Relatively new suburban places such as Tysons are called“edge cities’’ . But we’ve got what are small old “edge cities’’ around here, such as Pawtucket, R.I., which might have the urban bones to become more lively and prosperous.
Then there are the mid-size cities, such as Providence, Worcester and New Haven. They’ll draw people with their commercial and cultural attractions but won’t have the critical mass to become big cities. Rather, they’ll be ancillaries that will perform some of the services provided in nearby big cities -- e.g., Boston and New York. They’ll continue to lure folks who want to live in real cities but want/need somewhat less density and considerably lower costs than in Boston and New York.
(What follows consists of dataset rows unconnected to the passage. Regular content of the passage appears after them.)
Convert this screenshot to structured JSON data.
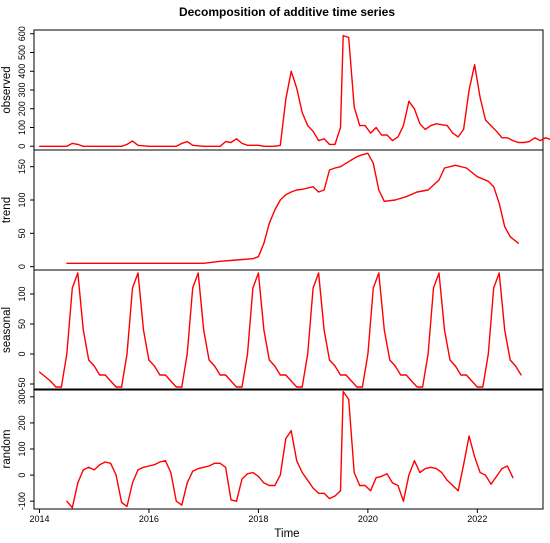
{
  "chart_data": {
    "type": "line",
    "title": "Decomposition of additive time series",
    "xlabel": "Time",
    "xlim": [
      2013.9,
      2023.2
    ],
    "xticks": [
      2014,
      2016,
      2018,
      2020,
      2022
    ],
    "panels": [
      {
        "name": "observed",
        "ylabel": "observed",
        "ylim": [
          -20,
          620
        ],
        "yticks": [
          0,
          100,
          200,
          300,
          400,
          500,
          600
        ],
        "points": [
          [
            2014.0,
            0
          ],
          [
            2014.5,
            0
          ],
          [
            2014.6,
            15
          ],
          [
            2014.7,
            10
          ],
          [
            2014.8,
            0
          ],
          [
            2015.0,
            0
          ],
          [
            2015.5,
            0
          ],
          [
            2015.6,
            10
          ],
          [
            2015.7,
            28
          ],
          [
            2015.8,
            5
          ],
          [
            2016.0,
            0
          ],
          [
            2016.5,
            0
          ],
          [
            2016.6,
            15
          ],
          [
            2016.7,
            25
          ],
          [
            2016.8,
            5
          ],
          [
            2017.0,
            0
          ],
          [
            2017.3,
            0
          ],
          [
            2017.4,
            25
          ],
          [
            2017.5,
            20
          ],
          [
            2017.6,
            40
          ],
          [
            2017.7,
            15
          ],
          [
            2017.8,
            5
          ],
          [
            2018.0,
            5
          ],
          [
            2018.1,
            0
          ],
          [
            2018.3,
            0
          ],
          [
            2018.4,
            5
          ],
          [
            2018.5,
            250
          ],
          [
            2018.6,
            400
          ],
          [
            2018.7,
            310
          ],
          [
            2018.8,
            180
          ],
          [
            2018.9,
            110
          ],
          [
            2019.0,
            80
          ],
          [
            2019.1,
            30
          ],
          [
            2019.2,
            40
          ],
          [
            2019.3,
            10
          ],
          [
            2019.4,
            10
          ],
          [
            2019.5,
            100
          ],
          [
            2019.55,
            590
          ],
          [
            2019.65,
            580
          ],
          [
            2019.75,
            210
          ],
          [
            2019.85,
            110
          ],
          [
            2019.95,
            110
          ],
          [
            2020.05,
            70
          ],
          [
            2020.15,
            100
          ],
          [
            2020.25,
            60
          ],
          [
            2020.35,
            60
          ],
          [
            2020.45,
            30
          ],
          [
            2020.55,
            50
          ],
          [
            2020.65,
            110
          ],
          [
            2020.75,
            240
          ],
          [
            2020.85,
            200
          ],
          [
            2020.95,
            120
          ],
          [
            2021.05,
            90
          ],
          [
            2021.15,
            110
          ],
          [
            2021.25,
            120
          ],
          [
            2021.35,
            115
          ],
          [
            2021.45,
            110
          ],
          [
            2021.55,
            70
          ],
          [
            2021.65,
            50
          ],
          [
            2021.75,
            90
          ],
          [
            2021.85,
            300
          ],
          [
            2021.95,
            435
          ],
          [
            2022.05,
            260
          ],
          [
            2022.15,
            140
          ],
          [
            2022.25,
            110
          ],
          [
            2022.35,
            80
          ],
          [
            2022.45,
            45
          ],
          [
            2022.55,
            45
          ],
          [
            2022.65,
            30
          ],
          [
            2022.75,
            20
          ],
          [
            2022.85,
            20
          ],
          [
            2022.95,
            25
          ],
          [
            2023.05,
            45
          ],
          [
            2023.15,
            30
          ],
          [
            2023.25,
            45
          ],
          [
            2023.35,
            35
          ],
          [
            2023.45,
            20
          ]
        ]
      },
      {
        "name": "trend",
        "ylabel": "trend",
        "ylim": [
          -5,
          175
        ],
        "yticks": [
          0,
          50,
          100,
          150
        ],
        "points": [
          [
            2014.5,
            5
          ],
          [
            2015.0,
            5
          ],
          [
            2015.5,
            5
          ],
          [
            2016.0,
            5
          ],
          [
            2016.5,
            5
          ],
          [
            2017.0,
            5
          ],
          [
            2017.3,
            8
          ],
          [
            2017.6,
            10
          ],
          [
            2017.9,
            12
          ],
          [
            2018.0,
            15
          ],
          [
            2018.1,
            35
          ],
          [
            2018.2,
            65
          ],
          [
            2018.3,
            85
          ],
          [
            2018.4,
            100
          ],
          [
            2018.5,
            108
          ],
          [
            2018.6,
            112
          ],
          [
            2018.7,
            115
          ],
          [
            2018.8,
            116
          ],
          [
            2018.9,
            118
          ],
          [
            2019.0,
            120
          ],
          [
            2019.1,
            112
          ],
          [
            2019.2,
            115
          ],
          [
            2019.3,
            145
          ],
          [
            2019.4,
            148
          ],
          [
            2019.5,
            150
          ],
          [
            2019.6,
            155
          ],
          [
            2019.7,
            160
          ],
          [
            2019.8,
            165
          ],
          [
            2019.9,
            168
          ],
          [
            2020.0,
            170
          ],
          [
            2020.1,
            155
          ],
          [
            2020.2,
            115
          ],
          [
            2020.3,
            98
          ],
          [
            2020.5,
            100
          ],
          [
            2020.7,
            105
          ],
          [
            2020.9,
            112
          ],
          [
            2021.1,
            115
          ],
          [
            2021.3,
            130
          ],
          [
            2021.4,
            148
          ],
          [
            2021.6,
            152
          ],
          [
            2021.8,
            148
          ],
          [
            2022.0,
            135
          ],
          [
            2022.2,
            128
          ],
          [
            2022.3,
            120
          ],
          [
            2022.4,
            95
          ],
          [
            2022.5,
            60
          ],
          [
            2022.6,
            45
          ],
          [
            2022.75,
            35
          ]
        ]
      },
      {
        "name": "seasonal",
        "ylabel": "seasonal",
        "ylim": [
          -60,
          140
        ],
        "yticks": [
          -50,
          0,
          50,
          100
        ],
        "points": [
          [
            2014.0,
            -30
          ],
          [
            2014.2,
            -45
          ],
          [
            2014.3,
            -55
          ],
          [
            2014.4,
            -55
          ],
          [
            2014.5,
            0
          ],
          [
            2014.6,
            110
          ],
          [
            2014.7,
            135
          ],
          [
            2014.8,
            40
          ],
          [
            2014.9,
            -10
          ],
          [
            2015.0,
            -20
          ],
          [
            2015.1,
            -35
          ],
          [
            2015.2,
            -35
          ],
          [
            2015.3,
            -45
          ],
          [
            2015.4,
            -55
          ],
          [
            2015.5,
            -55
          ],
          [
            2015.6,
            0
          ],
          [
            2015.7,
            110
          ],
          [
            2015.8,
            135
          ],
          [
            2015.9,
            40
          ],
          [
            2016.0,
            -10
          ],
          [
            2016.1,
            -20
          ],
          [
            2016.2,
            -35
          ],
          [
            2016.3,
            -35
          ],
          [
            2016.4,
            -45
          ],
          [
            2016.5,
            -55
          ],
          [
            2016.6,
            -55
          ],
          [
            2016.7,
            0
          ],
          [
            2016.8,
            110
          ],
          [
            2016.9,
            135
          ],
          [
            2017.0,
            40
          ],
          [
            2017.1,
            -10
          ],
          [
            2017.2,
            -20
          ],
          [
            2017.3,
            -35
          ],
          [
            2017.4,
            -35
          ],
          [
            2017.5,
            -45
          ],
          [
            2017.6,
            -55
          ],
          [
            2017.7,
            -55
          ],
          [
            2017.8,
            0
          ],
          [
            2017.9,
            110
          ],
          [
            2018.0,
            135
          ],
          [
            2018.1,
            40
          ],
          [
            2018.2,
            -10
          ],
          [
            2018.3,
            -20
          ],
          [
            2018.4,
            -35
          ],
          [
            2018.5,
            -35
          ],
          [
            2018.6,
            -45
          ],
          [
            2018.7,
            -55
          ],
          [
            2018.8,
            -55
          ],
          [
            2018.9,
            0
          ],
          [
            2019.0,
            110
          ],
          [
            2019.1,
            135
          ],
          [
            2019.2,
            40
          ],
          [
            2019.3,
            -10
          ],
          [
            2019.4,
            -20
          ],
          [
            2019.5,
            -35
          ],
          [
            2019.6,
            -35
          ],
          [
            2019.7,
            -45
          ],
          [
            2019.8,
            -55
          ],
          [
            2019.9,
            -55
          ],
          [
            2020.0,
            0
          ],
          [
            2020.1,
            110
          ],
          [
            2020.2,
            135
          ],
          [
            2020.3,
            40
          ],
          [
            2020.4,
            -10
          ],
          [
            2020.5,
            -20
          ],
          [
            2020.6,
            -35
          ],
          [
            2020.7,
            -35
          ],
          [
            2020.8,
            -45
          ],
          [
            2020.9,
            -55
          ],
          [
            2021.0,
            -55
          ],
          [
            2021.1,
            0
          ],
          [
            2021.2,
            110
          ],
          [
            2021.3,
            135
          ],
          [
            2021.4,
            40
          ],
          [
            2021.5,
            -10
          ],
          [
            2021.6,
            -20
          ],
          [
            2021.7,
            -35
          ],
          [
            2021.8,
            -35
          ],
          [
            2021.9,
            -45
          ],
          [
            2022.0,
            -55
          ],
          [
            2022.1,
            -55
          ],
          [
            2022.2,
            0
          ],
          [
            2022.3,
            110
          ],
          [
            2022.4,
            135
          ],
          [
            2022.5,
            40
          ],
          [
            2022.6,
            -10
          ],
          [
            2022.7,
            -20
          ],
          [
            2022.8,
            -35
          ]
        ]
      },
      {
        "name": "random",
        "ylabel": "random",
        "ylim": [
          -130,
          330
        ],
        "yticks": [
          -100,
          0,
          100,
          200,
          300
        ],
        "points": [
          [
            2014.5,
            -100
          ],
          [
            2014.6,
            -125
          ],
          [
            2014.7,
            -30
          ],
          [
            2014.8,
            20
          ],
          [
            2014.9,
            30
          ],
          [
            2015.0,
            20
          ],
          [
            2015.1,
            40
          ],
          [
            2015.2,
            50
          ],
          [
            2015.3,
            45
          ],
          [
            2015.4,
            0
          ],
          [
            2015.5,
            -105
          ],
          [
            2015.6,
            -120
          ],
          [
            2015.7,
            -30
          ],
          [
            2015.8,
            20
          ],
          [
            2015.9,
            30
          ],
          [
            2016.0,
            35
          ],
          [
            2016.1,
            40
          ],
          [
            2016.2,
            50
          ],
          [
            2016.3,
            55
          ],
          [
            2016.4,
            10
          ],
          [
            2016.5,
            -100
          ],
          [
            2016.6,
            -115
          ],
          [
            2016.7,
            -30
          ],
          [
            2016.8,
            15
          ],
          [
            2016.9,
            25
          ],
          [
            2017.0,
            30
          ],
          [
            2017.1,
            35
          ],
          [
            2017.2,
            45
          ],
          [
            2017.3,
            45
          ],
          [
            2017.4,
            30
          ],
          [
            2017.5,
            -95
          ],
          [
            2017.6,
            -100
          ],
          [
            2017.7,
            -15
          ],
          [
            2017.8,
            5
          ],
          [
            2017.9,
            10
          ],
          [
            2018.0,
            -5
          ],
          [
            2018.1,
            -30
          ],
          [
            2018.2,
            -40
          ],
          [
            2018.3,
            -40
          ],
          [
            2018.4,
            0
          ],
          [
            2018.5,
            140
          ],
          [
            2018.6,
            170
          ],
          [
            2018.7,
            55
          ],
          [
            2018.8,
            10
          ],
          [
            2018.9,
            -20
          ],
          [
            2019.0,
            -50
          ],
          [
            2019.1,
            -70
          ],
          [
            2019.2,
            -70
          ],
          [
            2019.3,
            -90
          ],
          [
            2019.4,
            -80
          ],
          [
            2019.5,
            -60
          ],
          [
            2019.55,
            320
          ],
          [
            2019.65,
            290
          ],
          [
            2019.75,
            10
          ],
          [
            2019.85,
            -40
          ],
          [
            2019.95,
            -40
          ],
          [
            2020.05,
            -60
          ],
          [
            2020.15,
            -10
          ],
          [
            2020.25,
            -5
          ],
          [
            2020.35,
            5
          ],
          [
            2020.45,
            -30
          ],
          [
            2020.55,
            -40
          ],
          [
            2020.65,
            -100
          ],
          [
            2020.75,
            0
          ],
          [
            2020.85,
            55
          ],
          [
            2020.95,
            10
          ],
          [
            2021.05,
            25
          ],
          [
            2021.15,
            30
          ],
          [
            2021.25,
            25
          ],
          [
            2021.35,
            10
          ],
          [
            2021.45,
            -20
          ],
          [
            2021.55,
            -40
          ],
          [
            2021.65,
            -60
          ],
          [
            2021.75,
            40
          ],
          [
            2021.85,
            150
          ],
          [
            2021.95,
            70
          ],
          [
            2022.05,
            10
          ],
          [
            2022.15,
            0
          ],
          [
            2022.25,
            -35
          ],
          [
            2022.35,
            -5
          ],
          [
            2022.45,
            25
          ],
          [
            2022.55,
            35
          ],
          [
            2022.65,
            -10
          ]
        ]
      }
    ]
  }
}
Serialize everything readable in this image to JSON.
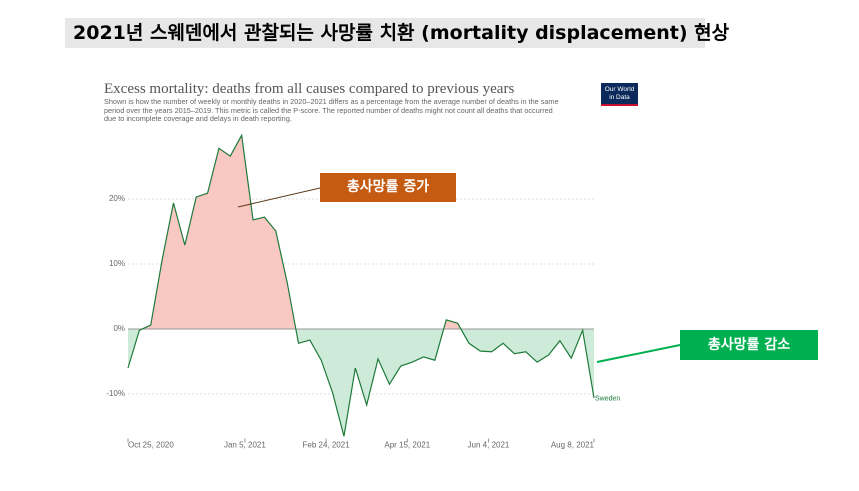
{
  "slide_title": "2021년 스웨덴에서 관찰되는 사망률 치환 (mortality displacement) 현상",
  "chart_data": {
    "type": "line",
    "title": "Excess mortality: deaths from all causes compared to previous years",
    "subtitle": "Shown is how the number of weekly or monthly deaths in 2020–2021 differs as a percentage from the average number of deaths in the same period over the years 2015–2019. This metric is called the P-score. The reported number of deaths might not count all deaths that occurred due to incomplete coverage and delays in death reporting.",
    "logo": [
      "Our World",
      "in Data"
    ],
    "x": [
      "2020-10-25",
      "2020-11-01",
      "2020-11-08",
      "2020-11-15",
      "2020-11-22",
      "2020-11-29",
      "2020-12-06",
      "2020-12-13",
      "2020-12-20",
      "2020-12-27",
      "2021-01-03",
      "2021-01-10",
      "2021-01-17",
      "2021-01-24",
      "2021-01-31",
      "2021-02-07",
      "2021-02-14",
      "2021-02-21",
      "2021-02-28",
      "2021-03-07",
      "2021-03-14",
      "2021-03-21",
      "2021-03-28",
      "2021-04-04",
      "2021-04-11",
      "2021-04-18",
      "2021-04-25",
      "2021-05-02",
      "2021-05-09",
      "2021-05-16",
      "2021-05-23",
      "2021-05-30",
      "2021-06-06",
      "2021-06-13",
      "2021-06-20",
      "2021-06-27",
      "2021-07-04",
      "2021-07-11",
      "2021-07-18",
      "2021-07-25",
      "2021-08-01",
      "2021-08-08"
    ],
    "series": [
      {
        "name": "Sweden",
        "color": "#1f7a3a",
        "values": [
          -6.0,
          -0.2,
          0.6,
          10.6,
          19.4,
          12.9,
          20.3,
          20.9,
          27.8,
          26.6,
          29.8,
          16.8,
          17.2,
          15.1,
          7.2,
          -2.2,
          -1.7,
          -4.8,
          -9.8,
          -16.5,
          -6.0,
          -11.7,
          -4.6,
          -8.5,
          -5.7,
          -5.1,
          -4.3,
          -4.8,
          1.4,
          0.9,
          -2.2,
          -3.4,
          -3.5,
          -2.2,
          -3.8,
          -3.5,
          -5.1,
          -4.0,
          -1.8,
          -4.5,
          -0.2,
          -10.6
        ]
      }
    ],
    "xlim": [
      "2020-10-25",
      "2021-08-08"
    ],
    "xticks": [
      {
        "value": "2020-10-25",
        "label": "Oct 25, 2020"
      },
      {
        "value": "2021-01-05",
        "label": "Jan 5, 2021"
      },
      {
        "value": "2021-02-24",
        "label": "Feb 24, 2021"
      },
      {
        "value": "2021-04-15",
        "label": "Apr 15, 2021"
      },
      {
        "value": "2021-06-04",
        "label": "Jun 4, 2021"
      },
      {
        "value": "2021-08-08",
        "label": "Aug 8, 2021"
      }
    ],
    "ylim": [
      -17,
      30
    ],
    "yticks": [
      {
        "value": -10,
        "label": "-10%"
      },
      {
        "value": 0,
        "label": "0%"
      },
      {
        "value": 10,
        "label": "10%"
      },
      {
        "value": 20,
        "label": "20%"
      }
    ],
    "grid": true,
    "positive_fill": "#f9c8c2",
    "negative_fill": "#cdebd8",
    "annotations": [
      {
        "text": "총사망률 증가",
        "color": "#c55a11"
      },
      {
        "text": "총사망률 감소",
        "color": "#00b050"
      }
    ]
  }
}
Even Hartford, now an urban disaster area, ought to be able to eventually turn itself around and market its assets (especially its riverfront) as well as, say, Providence has done with its advantages.
Then there will be new mini-metro areas far away from big cities. One is the Lebanon, N.H.-Hanover, N.H.-White River Junction in the Upper Connecticut River Valley. There, the intersection of two major Interstate highways – Routes 89 and 91 -- along with the presence of a well-known university (Dartmouth College) and associated large medical center has for several decades been creating a kind of city – still sprawling but gradually being pulled together by, among other things, public transportation (encouraged by the proliferation of facilities, many of them high-end, for the elderly in areas with major colleges and medical centers).
New England, with its many still well functioning towns and small cities with an almost European settlement pattern, would seem well placed to benefit from the technological and behavioral changes roiling the country, the sprawling , utterly car-dependent metro areas of much of the Sunbelt and Middle West less so. People will continue to seek community. At leastin New England that will be easier to find and/or rebuild than in most of the country.